Vi Presento Moses

Moses sull’isola di Lampedusa, tre giorni dopo il salvataggio in mare. Lampedusa, Italia; 10 maggio 2017. ©Pamela Kerpius

Moses sull’isola di Lampedusa, tre giorni dopo il salvataggio in mare. Lampedusa, Italia; 10 maggio 2017. ©Pamela Kerpius

 



Vi Presento Moses.

Ha 31 anni ed è originario di Benin City, in Nigeria.

Per raggiungere Lampedusa ha attraversato tre paesi: la Nigeria, il Niger e la Libia, il paese più pericoloso di tutti.

Il suo viaggio è durato un anno e tre giorni; è partito dalla Nigeria il 4 maggio 2016.

Ci ha messo quattro giorni ad arrivare a Agadez, in Niger, da Benin City. Ha viaggiato in autobus. In città è pieno di poliziotti in cerca di migranti; se vieni catturato ti deportano al tuo paese di origine, quindi a Moses è stato consigliato di rimanere in un ghetto gestito da trafficanti. Da lì, pagava gente del posto per farsi comprare cibo e acqua in un mercato locale; era troppo pericoloso uscire. È rimasto entro i confini del ghetto per una settimana prima di riparte alla volta del deserto.

Moses ha attraversato il deserto del Sahara in cinque giorni nel cassone di un pick-up con altre 27 persone. “Il sole nel deserto è qualcosa di unico.
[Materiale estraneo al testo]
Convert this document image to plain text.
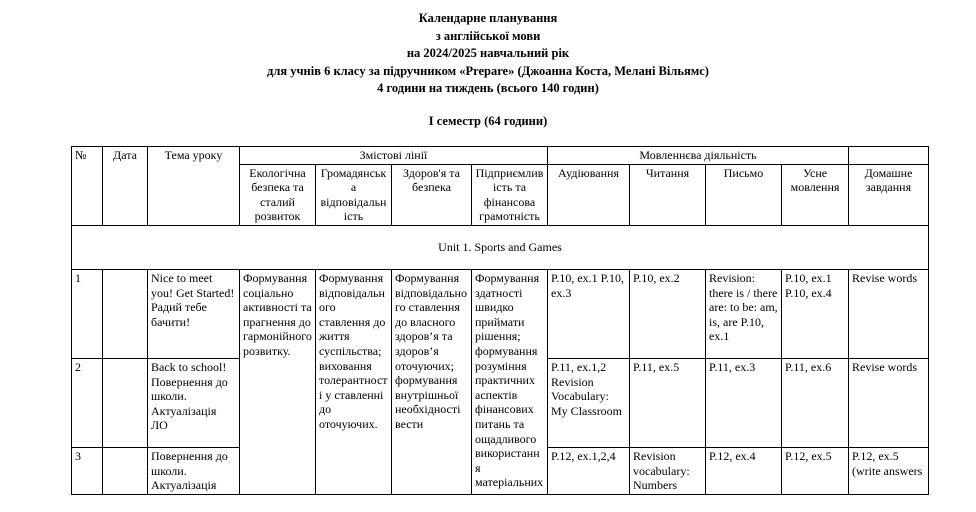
Календарне планування
з англійської мови
на 2024/2025 навчальний рік
для учнів 6 класу за підручником «Prepare» (Джоанна Коста, Мелані Вільямс)
4 години на тиждень (всього 140 годин)
І семестр (64 години)
№	Дата	Тема уроку	Змістові лінії				Мовленнєва діяльність				
			Екологічна безпека та сталий розвиток	Громадянська відповідальність	Здоров'я та безпека	Підприємливість та фінансова грамотність	Аудіювання	Читання	Письмо	Усне мовлення	Домашне завдання
Unit 1. Sports and Games											
1		Nice to meet you! Get Started! Радий тебе бачити!	Формування соціально активності та прагнення до гармонійного розвитку.	Формування відповідального ставлення до життя суспільства; виховання толерантності у ставленні до оточуючих.	Формування відповідального ставлення до власного здоров’я та здоров’я оточуючих; формування внутрішньої необхідності вести	Формування здатності швидко приймати рішення; формування розуміння практичних аспектів фінансових питань та ощадливого використання матеріальних	P.10, ex.1 P.10, ex.3	P.10, ex.2	Revision: there is / there are: to be: am, is, are P.10, ex.1	P.10, ex.1 P.10, ex.4	Revise words
2		Back to school! Повернення до школи. Актуалізація ЛО					P.11, ex.1,2 Revision Vocabulary: My Classroom	P.11, ex.5	P.11, ex.3	P.11, ex.6	Revise words
3		Повернення до школи. Актуалізація					P.12, ex.1,2,4	Revision vocabulary: Numbers	P.12, ex.4	P.12, ex.5	P.12, ex.5 (write answers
È assolutamente insopportabile.”

Aveva quattro litri di acqua con sé, che però ha finito ed è rimasto senza fino a quando ha raggiunto il confine tra il Niger e la Libia.

Arrivati al confine hanno trovato acqua, ma anche gravi complicazioni. Tutte e 27 le persone a bordo del pick-up sono state vendute alla mafia libica per 200 dinari ciascuna.

I rapitori lo hanno imprigionato a Sebha in attesa di farsi pagare un riscatto. Lo hanno torturato con acqua bollente che gli versavano sulla pelle. Lo hanno ustionato gravemente e si è tirato su la maglietta per farmi vedere le cicatrici sulla schiena.

Ha passato più di due mesi in quella prigione prima che sua madre e i suoi fratelli riuscissero a mettere insieme abbastanza soldi per pagare il riscatto di 2500 dinari. Una cifra tale mette in seria difficoltà economica una famiglia di gente comune in Nigeria.

Forse la parte peggiore dell’essere imprigionato in Libia è che sia la cattura che la transazione del riscatto sono avvenute grazie al coinvolgimento di suoi concittadini nigeriani. 

[In Libia] hanno armi
come io e te
abbiamo telefoni cellulari.
 


“Non si può essere imprigionati senza il coinvolgimento di nostri concittadini. Non è possibile”, dice Moses. Viene aperto un conto bancario nigeriano a nome del prigioniero. La famiglia poi versa l’ammontare del riscatto su questo conto e il denaro viene prelevato da un trafficante nigeriano che paga il suo capo libico in dinari. Sono sempre tutti armati. “Tutti a Sebha hanno una pistola, anche i miei concittadini nigeriani.”

Moses mi ha anche descritto quelli che altri chiamano “ragazzini”, ovvero bambini di 8-10 anni che girano armati. “Hanno armi come io e te abbiamo telefoni cellulari.”

È rimasto a Sebha, quasi sempre rimane nascosto. Qualsiasi macchina con i finestrini oscurati è da evitarsi, perché è solitamente di persone pericolose che potrebbero rapirti nuovamente.

Moses e gli altri 7 con cui era stato liberato hanno trovato lavoro in un autolavaggio. Lavavano le macchine insieme e poi si dividevano la paga finché non sono riusciti a mettere da parte abbastanza dinari per il trasferimento a Tripoli, dopo quasi un mese di lavoro.

A Tripoli ha lavorato in una concessionaria di auto usate lavando veicoli per prepararli alla vendita. È stato fortunato a farsi assumere in quel posto, perché il suo datore di lavoro gli ha anche offerto un posto dove stare al sicuro, gli andava a prendere cibo per evitare che fosse rapito in città e lo pagava 300 dinari al mese.

Quando è riuscito a mettere da parte abbastanza soldi ha continuato il viaggio, arrivando al campo costiero di Sabrata dove c’erano altre 400 persone.

Moses ha attraversato il Mar Mediterraneo su un gommone alle 11 di sera di un venerdì con un gruppo in cui c’erano anche tre bambini. Sono rimasti in mare per 18 ore prima di essere salvati. Sono arrivati a Lampedusa domenica 7 maggio 2017; abbiamo parlato tre giorni dopo.

Moses è un essere umano straordinario.